Smörgåsbord of scandal

(Aug. 2, 2007) One.Vice President Darth Cheney evidently had elsewhere to be Tuesday morning, but the House Resources Committee nevertheless plunged ahead with its hearings on if and how and why he engineered the deaths of around 70,000 salmon on the banks of the Klamath River in August 2002. The hea…ring was called “Crisis of Confidence: The Political Influence of the Bush Administration on Agency Science and Decision-Making.” It was prompted by last month’s Washington Postseries that fingered the Dark Lord for the Klamath fish kill, and for associated acts of political bullying directed at government scientists.

Among those testifying in Washington Tuesday morning: McKinleyville’s Mike Kelly, aka “The Klamath Whistleblower.” (See the Journal cover story of that name — Nov. 13, 2003.) Kelly was a fisheries biologist employed by the National Marine Fisheries Service charged with developing an opinion about how much water would be required to sustain the Klamath salmon in the dry year of 2002. He foresaw the fish kill. And his report was scuttled, and his name impugned, apparently because it had been politically determined that the water had to be used for other purposes.

“My immediate supervisor advised me, early on, that she had been informed that Vice President Cheney had been briefed on our consultation,” Kelly told the committee. “That is the only time the vice president was mentioned to me during the process. I was also aware that President Bush had declared that he would do everything he could to get the water to the farmers. I was keenly aware of all the controversy.

“I realized that political pressure might be applied to my superiors, but I naively believed that I was shielded from such pressure. … As it turned out, I was essentially asked to support a conclusion that made as much sense as one plus one equals three.”
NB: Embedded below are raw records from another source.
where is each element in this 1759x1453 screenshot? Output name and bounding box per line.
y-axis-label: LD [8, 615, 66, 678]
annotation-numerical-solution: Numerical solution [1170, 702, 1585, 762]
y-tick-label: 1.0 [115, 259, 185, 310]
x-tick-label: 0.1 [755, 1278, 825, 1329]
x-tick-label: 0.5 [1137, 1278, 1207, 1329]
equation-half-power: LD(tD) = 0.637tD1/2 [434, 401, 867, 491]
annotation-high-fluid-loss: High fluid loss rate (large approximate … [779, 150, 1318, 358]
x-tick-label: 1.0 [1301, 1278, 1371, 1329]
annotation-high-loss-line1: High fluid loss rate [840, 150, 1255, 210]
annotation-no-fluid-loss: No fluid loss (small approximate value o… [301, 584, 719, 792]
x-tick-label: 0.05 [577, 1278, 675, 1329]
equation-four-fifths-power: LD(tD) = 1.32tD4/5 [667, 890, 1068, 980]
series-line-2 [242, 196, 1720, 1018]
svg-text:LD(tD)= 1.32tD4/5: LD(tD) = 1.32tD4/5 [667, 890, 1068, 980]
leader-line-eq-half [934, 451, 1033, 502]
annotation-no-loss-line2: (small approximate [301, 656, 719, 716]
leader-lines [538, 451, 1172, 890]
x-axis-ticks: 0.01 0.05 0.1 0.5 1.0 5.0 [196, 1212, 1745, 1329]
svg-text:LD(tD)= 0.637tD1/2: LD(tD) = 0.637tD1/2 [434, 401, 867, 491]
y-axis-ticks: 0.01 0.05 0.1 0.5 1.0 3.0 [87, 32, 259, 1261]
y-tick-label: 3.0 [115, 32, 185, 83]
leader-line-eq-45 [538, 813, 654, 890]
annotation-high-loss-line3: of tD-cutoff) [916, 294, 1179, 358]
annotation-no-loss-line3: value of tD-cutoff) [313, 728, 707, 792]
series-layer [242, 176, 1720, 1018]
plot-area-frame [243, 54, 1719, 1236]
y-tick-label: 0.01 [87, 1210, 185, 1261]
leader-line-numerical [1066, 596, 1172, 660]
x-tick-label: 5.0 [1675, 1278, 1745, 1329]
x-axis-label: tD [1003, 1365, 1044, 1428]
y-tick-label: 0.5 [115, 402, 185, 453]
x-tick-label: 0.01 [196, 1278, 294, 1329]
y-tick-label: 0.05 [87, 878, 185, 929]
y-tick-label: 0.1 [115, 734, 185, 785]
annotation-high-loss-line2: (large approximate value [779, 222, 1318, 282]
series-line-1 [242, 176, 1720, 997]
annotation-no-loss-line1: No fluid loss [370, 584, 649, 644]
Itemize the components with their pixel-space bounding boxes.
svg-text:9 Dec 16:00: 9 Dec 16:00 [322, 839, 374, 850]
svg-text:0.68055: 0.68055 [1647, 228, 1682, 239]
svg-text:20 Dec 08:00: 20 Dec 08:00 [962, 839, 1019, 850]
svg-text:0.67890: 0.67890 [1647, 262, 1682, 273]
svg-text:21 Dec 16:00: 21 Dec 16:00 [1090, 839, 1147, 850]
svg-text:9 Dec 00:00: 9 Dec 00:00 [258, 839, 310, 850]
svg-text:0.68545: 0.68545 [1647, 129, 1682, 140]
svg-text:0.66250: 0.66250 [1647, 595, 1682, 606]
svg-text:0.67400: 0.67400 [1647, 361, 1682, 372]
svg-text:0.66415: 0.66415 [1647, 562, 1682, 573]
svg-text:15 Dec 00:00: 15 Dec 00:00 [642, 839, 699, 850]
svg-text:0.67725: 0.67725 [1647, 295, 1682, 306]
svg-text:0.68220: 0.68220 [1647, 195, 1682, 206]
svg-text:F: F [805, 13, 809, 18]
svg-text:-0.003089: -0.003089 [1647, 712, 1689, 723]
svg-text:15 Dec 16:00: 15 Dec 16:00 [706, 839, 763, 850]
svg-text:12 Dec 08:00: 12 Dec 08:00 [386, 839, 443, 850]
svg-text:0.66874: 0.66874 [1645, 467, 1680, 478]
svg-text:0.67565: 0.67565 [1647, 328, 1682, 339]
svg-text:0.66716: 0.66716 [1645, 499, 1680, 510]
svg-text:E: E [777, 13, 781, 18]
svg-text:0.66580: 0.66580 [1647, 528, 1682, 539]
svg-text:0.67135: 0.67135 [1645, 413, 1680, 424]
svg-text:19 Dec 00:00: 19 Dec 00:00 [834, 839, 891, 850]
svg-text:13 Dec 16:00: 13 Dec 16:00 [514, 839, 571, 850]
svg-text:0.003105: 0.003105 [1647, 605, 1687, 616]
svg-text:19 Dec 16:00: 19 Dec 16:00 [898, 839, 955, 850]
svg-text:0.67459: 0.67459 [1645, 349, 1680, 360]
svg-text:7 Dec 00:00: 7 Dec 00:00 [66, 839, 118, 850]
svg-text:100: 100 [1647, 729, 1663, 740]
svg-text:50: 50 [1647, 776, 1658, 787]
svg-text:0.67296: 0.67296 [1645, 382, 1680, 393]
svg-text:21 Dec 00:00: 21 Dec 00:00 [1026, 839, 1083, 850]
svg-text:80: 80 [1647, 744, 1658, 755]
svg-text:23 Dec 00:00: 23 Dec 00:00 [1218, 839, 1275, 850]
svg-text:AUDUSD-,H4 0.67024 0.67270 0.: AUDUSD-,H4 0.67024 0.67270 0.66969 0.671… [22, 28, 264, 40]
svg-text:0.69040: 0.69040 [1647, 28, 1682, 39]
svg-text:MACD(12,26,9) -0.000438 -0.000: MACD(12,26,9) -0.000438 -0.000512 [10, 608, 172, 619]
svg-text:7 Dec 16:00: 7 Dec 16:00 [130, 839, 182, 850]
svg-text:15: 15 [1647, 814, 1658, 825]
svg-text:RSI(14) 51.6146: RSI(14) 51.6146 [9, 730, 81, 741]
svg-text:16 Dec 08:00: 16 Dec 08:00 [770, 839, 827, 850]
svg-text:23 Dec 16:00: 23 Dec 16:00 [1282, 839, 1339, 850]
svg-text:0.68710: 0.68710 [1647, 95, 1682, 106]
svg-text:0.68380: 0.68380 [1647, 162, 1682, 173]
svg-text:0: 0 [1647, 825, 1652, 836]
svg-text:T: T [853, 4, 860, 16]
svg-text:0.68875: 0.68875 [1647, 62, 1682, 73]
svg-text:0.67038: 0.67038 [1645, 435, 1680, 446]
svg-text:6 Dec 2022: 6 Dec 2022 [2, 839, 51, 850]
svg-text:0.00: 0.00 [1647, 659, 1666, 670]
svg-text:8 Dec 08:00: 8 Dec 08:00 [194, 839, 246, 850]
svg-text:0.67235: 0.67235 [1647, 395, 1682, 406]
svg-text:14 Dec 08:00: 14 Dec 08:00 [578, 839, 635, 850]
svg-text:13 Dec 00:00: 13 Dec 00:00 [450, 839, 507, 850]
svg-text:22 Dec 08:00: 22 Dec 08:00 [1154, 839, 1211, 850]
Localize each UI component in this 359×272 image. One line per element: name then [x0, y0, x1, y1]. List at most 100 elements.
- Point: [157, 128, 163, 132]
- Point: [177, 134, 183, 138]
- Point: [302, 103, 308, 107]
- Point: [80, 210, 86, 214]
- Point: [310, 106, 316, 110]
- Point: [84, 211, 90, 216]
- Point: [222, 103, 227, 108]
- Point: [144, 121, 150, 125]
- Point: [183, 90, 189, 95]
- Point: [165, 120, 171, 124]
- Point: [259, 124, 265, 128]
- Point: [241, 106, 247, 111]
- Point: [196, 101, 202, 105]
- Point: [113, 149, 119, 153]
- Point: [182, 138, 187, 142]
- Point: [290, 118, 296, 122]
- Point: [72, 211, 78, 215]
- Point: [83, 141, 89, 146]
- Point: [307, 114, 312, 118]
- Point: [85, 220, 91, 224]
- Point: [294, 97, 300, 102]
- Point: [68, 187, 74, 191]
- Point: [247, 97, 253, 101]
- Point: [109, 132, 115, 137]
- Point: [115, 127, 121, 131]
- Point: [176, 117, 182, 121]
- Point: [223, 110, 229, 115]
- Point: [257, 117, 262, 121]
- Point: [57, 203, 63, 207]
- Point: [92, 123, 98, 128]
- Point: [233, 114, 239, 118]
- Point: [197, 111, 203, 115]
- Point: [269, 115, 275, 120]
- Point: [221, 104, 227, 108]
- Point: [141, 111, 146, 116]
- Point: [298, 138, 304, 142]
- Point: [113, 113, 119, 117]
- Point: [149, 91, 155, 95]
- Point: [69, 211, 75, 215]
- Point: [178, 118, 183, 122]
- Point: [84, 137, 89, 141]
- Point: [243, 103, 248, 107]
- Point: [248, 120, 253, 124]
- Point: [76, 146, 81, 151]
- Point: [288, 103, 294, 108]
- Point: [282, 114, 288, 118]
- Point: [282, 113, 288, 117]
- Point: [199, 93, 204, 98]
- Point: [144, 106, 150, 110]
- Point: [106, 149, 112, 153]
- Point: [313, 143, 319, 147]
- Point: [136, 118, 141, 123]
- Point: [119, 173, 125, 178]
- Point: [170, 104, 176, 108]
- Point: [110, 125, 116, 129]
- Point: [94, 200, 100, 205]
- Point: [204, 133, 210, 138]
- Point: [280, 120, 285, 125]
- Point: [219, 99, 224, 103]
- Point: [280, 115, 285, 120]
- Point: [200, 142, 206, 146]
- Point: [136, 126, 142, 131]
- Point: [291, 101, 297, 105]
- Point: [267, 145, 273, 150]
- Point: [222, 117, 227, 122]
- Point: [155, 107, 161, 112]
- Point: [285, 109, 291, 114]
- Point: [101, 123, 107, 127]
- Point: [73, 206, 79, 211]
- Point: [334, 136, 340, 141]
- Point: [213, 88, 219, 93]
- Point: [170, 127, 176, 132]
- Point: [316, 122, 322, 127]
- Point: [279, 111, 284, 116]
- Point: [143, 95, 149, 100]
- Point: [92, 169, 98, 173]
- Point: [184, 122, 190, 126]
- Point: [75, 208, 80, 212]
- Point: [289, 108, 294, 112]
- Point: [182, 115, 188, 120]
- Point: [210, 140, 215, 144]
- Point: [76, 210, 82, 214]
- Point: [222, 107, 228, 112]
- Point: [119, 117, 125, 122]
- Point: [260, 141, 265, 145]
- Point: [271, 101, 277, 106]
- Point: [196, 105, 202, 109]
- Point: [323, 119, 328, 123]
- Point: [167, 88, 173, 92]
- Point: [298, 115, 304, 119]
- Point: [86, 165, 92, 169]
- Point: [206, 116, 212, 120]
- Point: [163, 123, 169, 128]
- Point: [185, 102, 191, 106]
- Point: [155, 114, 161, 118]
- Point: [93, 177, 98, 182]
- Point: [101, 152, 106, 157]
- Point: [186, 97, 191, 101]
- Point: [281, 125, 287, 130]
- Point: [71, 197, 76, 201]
Two.Ruh-roh, Shaggy. The California Secretary of State recently assembled a team of computer hackers and set them loose on an assortment of computer systems used to tabulate the results of our elections. Among the systems tested: The Diebold optical scanning machines used in Humboldt County and its associated software. The results came in last week — the hackers basically made mincemeat of the machines, demonstrating a variety of ways to skew the vote. The hackers (code-named “The Red Team”) created backdoor routes into the central tabulating software used by Diebold machines, altering vote totals at will or corrupting the entire elections database. The Red Team also verified that the optical scanning machines found at our precincts could be easily jimmied and rendered inoperative.

Troubling, but Humboldt County Clerk-Recorder Carolyn Crnich wasn’t altogether surprised. These vulnerabilities have long been known, she said, and the studies didn’t take account of strategies that have been developed to address them. “There are a lot of things in place now that weren’t five years ago, but none of those things were taken into consideration in the Red Team testing,” she said. Mostly, the fixes she listed had to do with extra human security, a greater numbers of checks and balances on Election Day.

Nevertheless, Dave Berman of Humboldt County’s Voter Confidence Committee, a tireless and perhaps somewhat obsessive advocate for transparent elections, welcomed the Red Team study. “I don’t know if ‘vindication’ is a word I would consider,” he said. “I would say I’m not at all surprised. The question now is what the secretary of state will do, now that she has her own studies.”

Berman’s suggestion: Ditch the machines and go to a pure hand-count of all votes cast. Initial twiddling with the numbers suggests that it wouldn’t be all that time-consuming or costly — and wouldn’t you rather wait a few days and spend a little more for a trustworthy count?